Background: Elucidating the structural basis of antigen-antibody recognition ideally requires a structural comparison of free and complexed components. To this end we have studied a mouse monoclonal antibody, denoted 13B5, raised against p24, the capsid protein of HIV-1. We have previously described the first crystal structure of intact p24 as visualized in the Fab13B5-p24 complex. Here we report the structure of the uncomplexed Fab13B5 at 1.8 A resolution and analyze the Fab-p24 interface and the conformational changes occurring upon complex formation.

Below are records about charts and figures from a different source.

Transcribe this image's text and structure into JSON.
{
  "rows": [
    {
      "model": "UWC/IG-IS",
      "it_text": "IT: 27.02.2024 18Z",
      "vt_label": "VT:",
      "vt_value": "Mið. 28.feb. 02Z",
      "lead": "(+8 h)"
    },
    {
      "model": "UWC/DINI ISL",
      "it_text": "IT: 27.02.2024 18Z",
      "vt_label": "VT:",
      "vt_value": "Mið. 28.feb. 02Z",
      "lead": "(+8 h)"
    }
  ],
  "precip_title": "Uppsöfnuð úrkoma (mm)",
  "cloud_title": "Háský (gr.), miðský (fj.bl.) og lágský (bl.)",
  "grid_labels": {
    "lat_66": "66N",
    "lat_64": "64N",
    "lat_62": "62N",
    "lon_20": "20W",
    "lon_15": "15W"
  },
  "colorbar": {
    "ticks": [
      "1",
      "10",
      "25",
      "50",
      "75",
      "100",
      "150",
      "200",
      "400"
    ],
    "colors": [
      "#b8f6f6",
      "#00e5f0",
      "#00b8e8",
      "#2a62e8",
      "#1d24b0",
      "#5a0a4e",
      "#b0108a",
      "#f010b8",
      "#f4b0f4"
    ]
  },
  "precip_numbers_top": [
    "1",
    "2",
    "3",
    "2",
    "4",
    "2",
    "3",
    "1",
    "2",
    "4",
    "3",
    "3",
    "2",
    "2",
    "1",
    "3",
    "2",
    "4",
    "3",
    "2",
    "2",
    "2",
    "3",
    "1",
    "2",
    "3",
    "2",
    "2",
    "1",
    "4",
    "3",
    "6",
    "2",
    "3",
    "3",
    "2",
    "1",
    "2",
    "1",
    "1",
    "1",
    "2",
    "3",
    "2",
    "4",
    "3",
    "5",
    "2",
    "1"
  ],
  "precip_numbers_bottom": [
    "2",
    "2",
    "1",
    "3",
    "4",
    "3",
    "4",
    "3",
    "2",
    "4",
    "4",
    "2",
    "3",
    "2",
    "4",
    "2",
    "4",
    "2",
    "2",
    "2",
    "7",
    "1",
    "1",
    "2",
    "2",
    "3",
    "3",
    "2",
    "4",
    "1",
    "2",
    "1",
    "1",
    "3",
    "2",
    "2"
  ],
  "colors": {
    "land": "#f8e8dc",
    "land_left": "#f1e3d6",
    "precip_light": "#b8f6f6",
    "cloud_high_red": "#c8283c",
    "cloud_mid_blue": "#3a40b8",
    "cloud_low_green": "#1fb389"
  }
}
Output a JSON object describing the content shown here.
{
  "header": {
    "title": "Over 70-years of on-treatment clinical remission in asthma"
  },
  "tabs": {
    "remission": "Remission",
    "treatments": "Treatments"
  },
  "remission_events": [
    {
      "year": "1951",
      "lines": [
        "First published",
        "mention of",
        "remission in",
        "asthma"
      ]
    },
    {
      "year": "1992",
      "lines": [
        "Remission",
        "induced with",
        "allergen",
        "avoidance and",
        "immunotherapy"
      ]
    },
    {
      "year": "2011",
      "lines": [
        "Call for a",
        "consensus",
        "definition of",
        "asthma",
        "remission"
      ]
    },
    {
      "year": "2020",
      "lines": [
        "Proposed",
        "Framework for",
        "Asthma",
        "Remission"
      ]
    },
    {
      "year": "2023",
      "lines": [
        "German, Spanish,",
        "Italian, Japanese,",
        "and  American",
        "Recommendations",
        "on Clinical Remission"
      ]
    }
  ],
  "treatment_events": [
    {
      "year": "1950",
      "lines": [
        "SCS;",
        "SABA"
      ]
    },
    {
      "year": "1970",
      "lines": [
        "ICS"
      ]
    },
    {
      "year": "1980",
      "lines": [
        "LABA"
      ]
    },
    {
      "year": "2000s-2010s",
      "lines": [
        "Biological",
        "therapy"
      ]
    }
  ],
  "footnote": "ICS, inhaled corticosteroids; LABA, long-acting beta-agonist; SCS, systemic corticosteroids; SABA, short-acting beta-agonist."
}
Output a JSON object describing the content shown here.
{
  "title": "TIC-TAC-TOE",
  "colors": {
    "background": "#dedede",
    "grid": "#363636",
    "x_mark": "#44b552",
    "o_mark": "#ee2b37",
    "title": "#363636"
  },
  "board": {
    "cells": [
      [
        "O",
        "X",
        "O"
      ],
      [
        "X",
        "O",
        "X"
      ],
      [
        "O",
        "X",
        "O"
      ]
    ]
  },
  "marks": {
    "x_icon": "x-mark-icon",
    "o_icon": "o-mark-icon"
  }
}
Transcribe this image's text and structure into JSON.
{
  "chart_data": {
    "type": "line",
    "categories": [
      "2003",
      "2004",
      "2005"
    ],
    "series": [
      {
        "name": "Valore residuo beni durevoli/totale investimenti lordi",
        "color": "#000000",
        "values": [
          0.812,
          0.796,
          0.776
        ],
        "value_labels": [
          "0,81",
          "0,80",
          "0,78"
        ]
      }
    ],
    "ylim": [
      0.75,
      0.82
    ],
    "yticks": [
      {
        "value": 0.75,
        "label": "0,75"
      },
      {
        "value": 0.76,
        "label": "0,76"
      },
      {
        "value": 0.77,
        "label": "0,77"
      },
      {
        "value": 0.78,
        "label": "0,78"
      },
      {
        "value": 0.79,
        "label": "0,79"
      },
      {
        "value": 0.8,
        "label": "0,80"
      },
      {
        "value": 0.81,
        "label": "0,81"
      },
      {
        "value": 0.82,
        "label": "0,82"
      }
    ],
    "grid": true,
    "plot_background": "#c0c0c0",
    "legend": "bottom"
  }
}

Results: Fab13B5 recognizes a nearly continuous epitope comprising a helix-turn-helix motif in the C-terminal domain of p24. Only 4 complementarity-determining regions (CDRs) are in contact with p24 with most interactions being by the heavy chain. Comparison of the free and complexed Fab reveals that structural changes upon binding are localized to a few side chains of CDR-H1 and -H2 but involve a larger, concerted displacement of CDR-H3. Antigen binding is also associated with an 8 degrees relative rotation of the heavy and light chain variable regions. In p24, small conformational changes localized to the turn between the two helices comprising the epitope result from Fab binding.
Conclusions: The relatively small area of contact between Fab13B5 and p24 may be related to the fact that the epitope is a continuous peptide rather than a more complex protein surface and correlates with a relatively low affinity of antigen and antibody. Despite this, a significant quaternary structural change occurs in the Fab upon complex formation, with additional smaller adaptations of both antigen and antibody.